National election authorities' views on routine verification
"Post-election audits are a best practice of elections administration in general, and especially so when it comes to the performance of voting technology. The Commission recommends that jurisdictions audit the election machinery following each election to ensure both that the vote totals match the votes cast and that any problems related to machinery are reported and resolved." Page 66, The American Voting Experience: Report and Recommendations of the Presidential Commission on Election Administration, January 2014
"Generally, audits can be divided into two categories: (1) reviews of processes and procedures that contribute to an orderly and fair election and (2) verification of the vote counts. The former can be conducted periodically … Verification of vote counts should occur after every election.” Page 4, Report on Election Auditing, Election Audits Task Force of the League of Women Voters of the US, January 2009.
"A solid automatic routine audit can go a long way toward making the least difficult attacks much more difficult. Specifically, (routine verification of output) would force an attacker to involve hundreds more participants in the attack." Page 29, The Machinery of Democracy: Voting System Security, Accessibility, Usability, and Cost, the 2006 report of the Brennan Center's Voting Technology Assessment Project.

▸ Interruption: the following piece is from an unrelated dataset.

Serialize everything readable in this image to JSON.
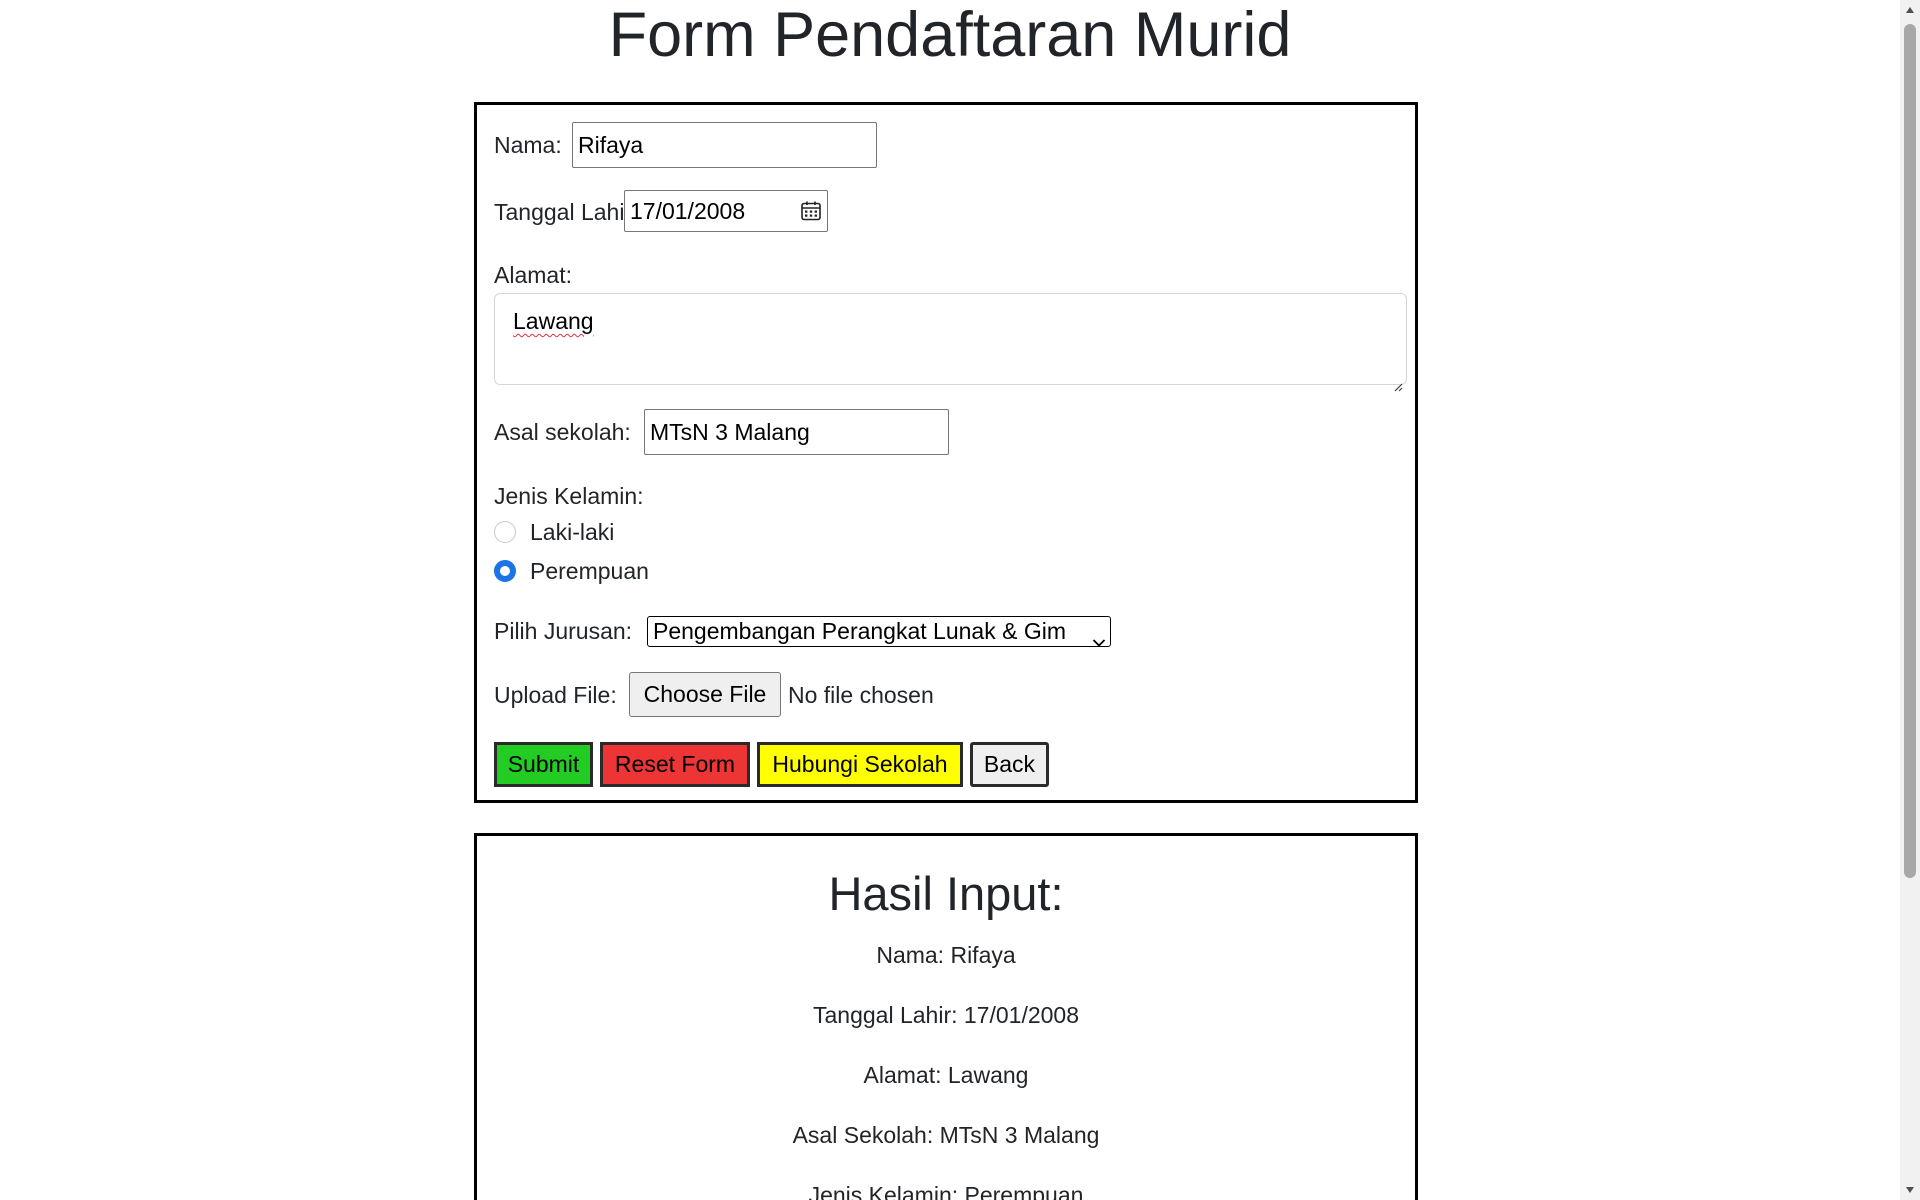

"Well-designed and properly performed post-election audits can significantly mitigate the threat of error, and should be considered integral to any vote counting system. (C)ounting votes on paper records (to) check on the accuracy of election results and resolving discrepancies (is) arguably the most economical component of a quality voting system, adding a very small cost for a large set of benefits." Page 3, Principles and Best Practices for Post-Election Audits, Multiple organizations, working with ElectionAudits.org, 2008
Current law, current practice, and GAB's role
Wisconsin's elections officials currently practice multiple pre-election security measures and a few post-election procedures intended to promote accurate election results. None of these are harmful; most are prudent and necessary. However, none fulfill the critical function of reliably detecting electronic miscounts while they can still be corrected. This document contains a brief discussion of the current responsibilities and practices of Wisconsin's various election officials, and what they could be doing under current law.
What are we recommending?
The Wisconsin Election Integrity Action Team is recommending that Wisconsin county clerks (individually or as a group) develop and adopt procedures for routine, transparent, statistically valid verification of electronically tabulated outcomes to be completed before county certification of election results.
These procedures should meet nationally recognized standards for verification, including use of the efficient sampling method developed by the American Statistical Association, known as risk-limiting audits.
In addition, we have no objection to verification performed with the digital ballot images created by the ES&S DS200 system and by Dominion Voting's ImageCast system, rather than with our voter-marked paper ballots, if the verification is performed promptly enough to reduce opportunity for tampering with the images. We recognize the possibility that malicious programming could cause the machines to create digital images that are not true copies of the voter-marked ballots, but digital images have dramatic, decisive advantages for transparency and efficiency, and county clerks could adopt procedures to spot-check the integrity of the digital images.